I posted a diary entry earlier today which contains a proof of the arithmetic mean/geometric mean inequality and some comments on solar thermal power plants and other stuff. You can look at that earlier diary entry, if you'd like (it's still there). I don't like editing older diary entries, if I can avoid it.

My friend Eric sent me some Moxie! I've got Moxie!

Pseudonym: a very interesting problem. Hmmmm....

By the way, is there such a thing as a "logarithmic mean"? I'd look at MathWorld, but it's subject to "downtime by law" right now.

ahosey, 8-bit bytes have 256 possibilities each. So n bytes represent 256^n possibilities. (I slipped up with exponents writing about that last week... thanks, Jamie.)

OK, so if you have 256^n possibilities and you want to write them in decimal digits, just remember that writing them in an alphabet of 10 symbols will require a total of log(256^n)/log(10)=n log(256)/log(10)=2.408n symbols; if you must use a whole number of symbols, and without loss of generality for any n, you'd better use 3n of them.

That number 2.408... is also equal to 8/log_2(10), which is the quantity that would give you the same result if you'd phrased the question as "how many digits do we need to use to write a number with n bits" and then multiplied by 8 to convert that answer from bit-units to byte-units.

The general formula is ceil(log_b(a)) or equivalently ceil(log(a)/log(b))
to give you the largest number of symbols in an alphabet of size b needed
to code for a symbol from an alphabet of size a. So if you prefer, in
the specific application, n*ceil(log_b(a)) is the largest number of
digits possible in an n-digit base a number after it's been converted to
base b. n*log_b(a) is the *average* number of digits, but we have
to be careful about what kind of "average" that is, which reduces this to
the previous conversation. :-)

OK, if you want a more rigorous proof, you need to show that place value representations always use each symbol with equal probability -- which can be phrased in other ways. The log-ratio thing is stolen from information theory, although there are many different ways to derive it.
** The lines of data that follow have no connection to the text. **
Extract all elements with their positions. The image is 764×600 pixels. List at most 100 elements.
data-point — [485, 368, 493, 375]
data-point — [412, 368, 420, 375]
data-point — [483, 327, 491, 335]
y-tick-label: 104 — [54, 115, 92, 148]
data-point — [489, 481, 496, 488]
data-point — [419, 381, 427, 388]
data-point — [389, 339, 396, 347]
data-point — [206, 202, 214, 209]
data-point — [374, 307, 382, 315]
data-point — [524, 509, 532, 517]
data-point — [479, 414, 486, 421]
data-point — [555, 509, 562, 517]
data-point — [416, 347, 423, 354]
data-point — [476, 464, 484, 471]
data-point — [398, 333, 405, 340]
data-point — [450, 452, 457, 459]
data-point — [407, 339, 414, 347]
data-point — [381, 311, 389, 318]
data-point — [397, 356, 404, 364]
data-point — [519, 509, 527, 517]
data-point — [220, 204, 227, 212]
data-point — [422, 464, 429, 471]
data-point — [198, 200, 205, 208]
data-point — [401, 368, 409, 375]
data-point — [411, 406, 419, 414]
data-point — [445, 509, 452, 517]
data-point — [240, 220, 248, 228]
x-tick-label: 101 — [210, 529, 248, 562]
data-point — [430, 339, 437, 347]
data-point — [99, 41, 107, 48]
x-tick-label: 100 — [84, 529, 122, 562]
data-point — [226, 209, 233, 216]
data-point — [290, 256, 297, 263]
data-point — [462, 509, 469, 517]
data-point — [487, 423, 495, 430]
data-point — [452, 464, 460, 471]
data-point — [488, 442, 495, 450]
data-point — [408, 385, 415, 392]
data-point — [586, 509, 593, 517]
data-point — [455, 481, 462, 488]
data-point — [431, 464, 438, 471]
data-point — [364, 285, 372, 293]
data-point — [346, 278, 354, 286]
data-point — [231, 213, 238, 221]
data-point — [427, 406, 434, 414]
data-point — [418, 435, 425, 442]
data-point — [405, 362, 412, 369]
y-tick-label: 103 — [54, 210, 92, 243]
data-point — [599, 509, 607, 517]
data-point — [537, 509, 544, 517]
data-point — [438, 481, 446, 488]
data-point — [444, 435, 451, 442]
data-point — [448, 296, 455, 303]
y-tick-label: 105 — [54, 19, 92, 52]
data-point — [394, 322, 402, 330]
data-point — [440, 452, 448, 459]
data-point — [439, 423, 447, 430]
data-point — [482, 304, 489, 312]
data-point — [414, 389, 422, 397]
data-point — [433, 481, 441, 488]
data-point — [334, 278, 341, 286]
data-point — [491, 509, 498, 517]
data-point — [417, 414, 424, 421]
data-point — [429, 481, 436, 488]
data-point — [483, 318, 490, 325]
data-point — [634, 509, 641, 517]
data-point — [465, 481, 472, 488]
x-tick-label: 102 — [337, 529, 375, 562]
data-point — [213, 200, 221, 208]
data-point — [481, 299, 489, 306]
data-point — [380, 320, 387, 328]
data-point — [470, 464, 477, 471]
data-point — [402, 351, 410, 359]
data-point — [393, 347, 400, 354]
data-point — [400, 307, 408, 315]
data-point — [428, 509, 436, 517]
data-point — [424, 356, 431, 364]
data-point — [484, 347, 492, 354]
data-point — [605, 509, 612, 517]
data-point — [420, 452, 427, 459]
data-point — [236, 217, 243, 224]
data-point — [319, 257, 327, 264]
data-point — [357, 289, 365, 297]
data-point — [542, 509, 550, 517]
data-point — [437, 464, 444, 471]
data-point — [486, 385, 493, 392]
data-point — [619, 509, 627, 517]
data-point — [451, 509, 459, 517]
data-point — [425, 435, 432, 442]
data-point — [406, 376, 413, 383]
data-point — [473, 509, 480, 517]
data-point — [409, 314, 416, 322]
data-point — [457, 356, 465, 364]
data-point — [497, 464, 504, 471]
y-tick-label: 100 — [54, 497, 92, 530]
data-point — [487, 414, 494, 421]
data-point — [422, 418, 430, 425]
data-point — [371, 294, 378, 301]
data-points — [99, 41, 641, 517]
Actually, it suffices to show that in base b, there are exactly b^n numbers, counting from zero, whose representations are not longer than n digits (alternatively, "shorter than the representation of b^n", since the representation of b^n in base b has exactly n+1 digits, and b^n is the smallest number whose representation has at least n+1 digits). This is reasonably easy to show, because there are b^n numbers from 0 to (b^n)-1, since (b^n)-1+1=(b^n)-1. See, I told you it was easy!

Given that there are b^n numbers, counting from zero, whose representations are not longer than n digits in base b, we are justified in using that logarithm rule above, even if we don't do any information theory or probability stuff.

We can also see from information theory that where log_b(a) is not an integer, there will sometimes be more than one possible choice in the coding, so that we can choose to store additional information if we want. For example, if you have 3 decimal digits but you know that you're only writing an 8-bit number, you can say that the most significant digit should be interpreted modulo 3; then we actually have access to a spare bit or more to play with in coding each time! (There is even more information than that available some of the time; I'll leave it as an exercise for someone to propose an encoding of 8-bit numbers in 3-digit numbers that yields at least 1 bit free all the time and an average of more than 2 bits free in general. Of course, it's not really a matter of "propose" but of "show how to make use of".)